- Poster presentation
- Open Access
Monitoring a high-cost drug in critical care units
© BioMed Central Ltd 2006
- Published: 21 March 2006
- Severe Sepsis
- Critical Care Unit
- Large Randomise Control Trial
- Reporting Tool
- Haemorrhagic Event
Recombinant human activated protein C (APC) (Drotrecogin-alfa activated) was licensed for the treatment of severe sepsis following the large randomised controlled trial, PROWESS . Subgroup analysis of PROWESS and the subsequent ADDRESS  study have shown that only the sickest patients (at least two organ failures or APACHE II score >25) benefit from APC. Treatment is associated with an increased risk of serious bleeding, and so the use of APC is contraindicated in patients at high risk for this complication. The cost of using APC is high, both financially and in terms of possible adverse effects, thus appropriate patient selection is crucial. Upon European Licensing in 2002, the South East London Critical Care Network (SELCCN) successfully bid for funding to use APC on the understanding that the hospital Trusts would provide regular usage reports.

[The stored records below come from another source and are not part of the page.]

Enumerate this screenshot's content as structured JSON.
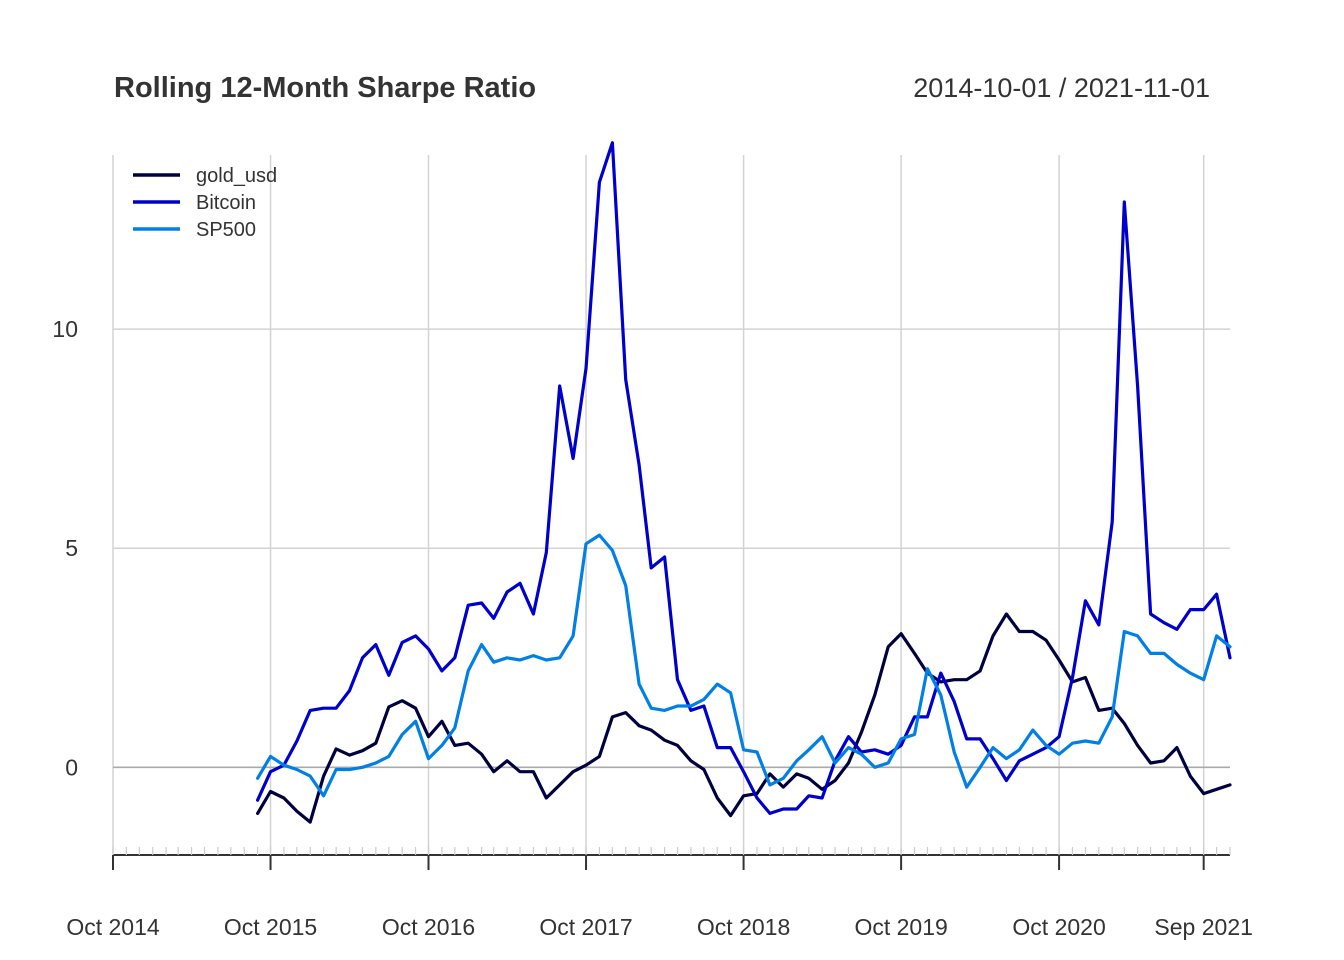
{
  "chart_data": {
    "type": "line",
    "title": "Rolling 12-Month Sharpe Ratio",
    "date_range": "2014-10-01 / 2021-11-01",
    "xlabel": "",
    "ylabel": "",
    "ylim": [
      -2.0,
      14.2
    ],
    "y_ticks": [
      0,
      5,
      10
    ],
    "y_tick_labels": [
      "0",
      "5",
      "10"
    ],
    "x_range": [
      "2014-10-01",
      "2021-11-01"
    ],
    "x_ticks": [
      {
        "date": "2014-10-01",
        "label": "Oct 2014"
      },
      {
        "date": "2015-10-01",
        "label": "Oct 2015"
      },
      {
        "date": "2016-10-01",
        "label": "Oct 2016"
      },
      {
        "date": "2017-10-01",
        "label": "Oct 2017"
      },
      {
        "date": "2018-10-01",
        "label": "Oct 2018"
      },
      {
        "date": "2019-10-01",
        "label": "Oct 2019"
      },
      {
        "date": "2020-10-01",
        "label": "Oct 2020"
      },
      {
        "date": "2021-09-01",
        "label": "Sep 2021"
      }
    ],
    "grid": true,
    "legend_position": "top-left",
    "x": [
      "2015-09-01",
      "2015-10-01",
      "2015-11-01",
      "2015-12-01",
      "2016-01-01",
      "2016-02-01",
      "2016-03-01",
      "2016-04-01",
      "2016-05-01",
      "2016-06-01",
      "2016-07-01",
      "2016-08-01",
      "2016-09-01",
      "2016-10-01",
      "2016-11-01",
      "2016-12-01",
      "2017-01-01",
      "2017-02-01",
      "2017-03-01",
      "2017-04-01",
      "2017-05-01",
      "2017-06-01",
      "2017-07-01",
      "2017-08-01",
      "2017-09-01",
      "2017-10-01",
      "2017-11-01",
      "2017-12-01",
      "2018-01-01",
      "2018-02-01",
      "2018-03-01",
      "2018-04-01",
      "2018-05-01",
      "2018-06-01",
      "2018-07-01",
      "2018-08-01",
      "2018-09-01",
      "2018-10-01",
      "2018-11-01",
      "2018-12-01",
      "2019-01-01",
      "2019-02-01",
      "2019-03-01",
      "2019-04-01",
      "2019-05-01",
      "2019-06-01",
      "2019-07-01",
      "2019-08-01",
      "2019-09-01",
      "2019-10-01",
      "2019-11-01",
      "2019-12-01",
      "2020-01-01",
      "2020-02-01",
      "2020-03-01",
      "2020-04-01",
      "2020-05-01",
      "2020-06-01",
      "2020-07-01",
      "2020-08-01",
      "2020-09-01",
      "2020-10-01",
      "2020-11-01",
      "2020-12-01",
      "2021-01-01",
      "2021-02-01",
      "2021-03-01",
      "2021-04-01",
      "2021-05-01",
      "2021-06-01",
      "2021-07-01",
      "2021-08-01",
      "2021-09-01",
      "2021-10-01",
      "2021-11-01"
    ],
    "series": [
      {
        "name": "gold_usd",
        "color": "#000040",
        "values": [
          -1.05,
          -0.55,
          -0.7,
          -1.0,
          -1.25,
          -0.2,
          0.42,
          0.28,
          0.38,
          0.55,
          1.38,
          1.52,
          1.35,
          0.7,
          1.05,
          0.5,
          0.55,
          0.3,
          -0.1,
          0.15,
          -0.1,
          -0.1,
          -0.7,
          -0.4,
          -0.1,
          0.05,
          0.25,
          1.15,
          1.25,
          0.95,
          0.85,
          0.62,
          0.5,
          0.15,
          -0.05,
          -0.7,
          -1.1,
          -0.65,
          -0.6,
          -0.15,
          -0.45,
          -0.15,
          -0.25,
          -0.5,
          -0.3,
          0.1,
          0.8,
          1.65,
          2.75,
          3.05,
          2.6,
          2.15,
          1.95,
          2.0,
          2.0,
          2.2,
          3.0,
          3.5,
          3.1,
          3.1,
          2.9,
          2.45,
          1.95,
          2.05,
          1.3,
          1.35,
          1.0,
          0.5,
          0.1,
          0.15,
          0.45,
          -0.2,
          -0.6,
          -0.5,
          -0.4
        ]
      },
      {
        "name": "Bitcoin",
        "color": "#0000CD",
        "values": [
          -0.75,
          -0.1,
          0.05,
          0.6,
          1.3,
          1.35,
          1.35,
          1.75,
          2.5,
          2.8,
          2.1,
          2.85,
          3.0,
          2.7,
          2.2,
          2.5,
          3.7,
          3.75,
          3.4,
          4.0,
          4.2,
          3.5,
          4.9,
          8.7,
          7.05,
          9.1,
          13.35,
          14.25,
          8.85,
          6.9,
          4.55,
          4.8,
          2.0,
          1.3,
          1.4,
          0.45,
          0.45,
          -0.1,
          -0.7,
          -1.05,
          -0.95,
          -0.95,
          -0.65,
          -0.7,
          0.15,
          0.7,
          0.35,
          0.4,
          0.3,
          0.5,
          1.15,
          1.15,
          2.15,
          1.5,
          0.65,
          0.65,
          0.2,
          -0.3,
          0.15,
          0.3,
          0.45,
          0.7,
          2.05,
          3.8,
          3.25,
          5.6,
          12.9,
          8.7,
          3.5,
          3.3,
          3.15,
          3.6,
          3.6,
          3.95,
          2.5
        ]
      },
      {
        "name": "SP500",
        "color": "#0080E6",
        "values": [
          -0.25,
          0.25,
          0.05,
          -0.05,
          -0.2,
          -0.65,
          -0.05,
          -0.05,
          0.0,
          0.1,
          0.25,
          0.75,
          1.05,
          0.2,
          0.5,
          0.9,
          2.2,
          2.8,
          2.4,
          2.5,
          2.45,
          2.55,
          2.45,
          2.5,
          3.0,
          5.1,
          5.3,
          4.95,
          4.15,
          1.9,
          1.35,
          1.3,
          1.4,
          1.4,
          1.55,
          1.9,
          1.7,
          0.4,
          0.35,
          -0.4,
          -0.25,
          0.15,
          0.4,
          0.7,
          0.1,
          0.45,
          0.3,
          0.0,
          0.1,
          0.65,
          0.75,
          2.25,
          1.65,
          0.35,
          -0.45,
          0.0,
          0.45,
          0.2,
          0.4,
          0.85,
          0.5,
          0.3,
          0.55,
          0.6,
          0.55,
          1.15,
          3.1,
          3.0,
          2.6,
          2.6,
          2.35,
          2.15,
          2.0,
          3.0,
          2.75
        ]
      }
    ]
  }
}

To collect post-licence surveillance data of APC use in severe sepsis across a network of six ICUs (SELCCN). To certify adherence to agreed prescribing guidelines, and to monitor outcome (mortality), adverse events and financial data, thus ensuring best clinical practice and continued funding.

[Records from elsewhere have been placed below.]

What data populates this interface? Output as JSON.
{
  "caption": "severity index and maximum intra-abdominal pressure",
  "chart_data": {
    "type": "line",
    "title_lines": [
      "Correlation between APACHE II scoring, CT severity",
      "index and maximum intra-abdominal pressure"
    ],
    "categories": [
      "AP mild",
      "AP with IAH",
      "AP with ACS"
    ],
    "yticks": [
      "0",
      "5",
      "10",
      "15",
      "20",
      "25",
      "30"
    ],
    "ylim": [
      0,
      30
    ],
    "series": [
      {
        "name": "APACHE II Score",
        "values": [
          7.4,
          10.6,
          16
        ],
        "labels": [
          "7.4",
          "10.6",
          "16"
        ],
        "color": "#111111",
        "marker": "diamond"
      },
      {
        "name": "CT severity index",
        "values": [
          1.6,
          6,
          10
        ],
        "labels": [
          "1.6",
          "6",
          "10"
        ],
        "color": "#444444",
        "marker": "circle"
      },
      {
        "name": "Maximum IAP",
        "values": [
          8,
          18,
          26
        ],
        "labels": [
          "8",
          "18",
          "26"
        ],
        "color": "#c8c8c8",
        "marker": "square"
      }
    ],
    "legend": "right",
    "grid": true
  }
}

Guidelines for APC were agreed by the SELCCN. A reporting tool and supporting database reflecting these guidelines was designed and implemented to prospectively collect clinical and financial data. The collated data were reported monthly and progress was discussed at local and network meetings.
Data were collected and analysed for 249 patients from November 2002 to June 2005. A total of 87% of patients met the agreed criteria for APC with an average expenditure of €7658 ± €3451 per patient. During treatment, 30 haemorrhagic events were cited with four reported as serious. Of those receiving APC, 126 (51%) where discharged home, 85 (34%) died in the ICU and nine (4%) died as post-ICU patients. Forty per cent of patients with ≥ 4 organs in failure at the time of APC administration were discharged home. Funding was retrieved in at least one site for all patients who received APC.
These results demonstrate that it is possible to develop and ensure excellent adherence to consensus guidelines for the use of a high-cost, life-saving drug. A simple reporting tool allowed easy monitoring of selection criteria, patient outcome, and adverse events across the critical care network. The data show favourable patient outcome especially in those with ≥ 4 organs in failure (40% surviving) when compared with the average survival (19.4%) of a similar group of patients as measured in 91 ICUs throughout the UK . This process of ongoing monitoring of essential data, including cost, ensured a continuous funding stream for this effective therapy and is the first report of such a process in critical illness.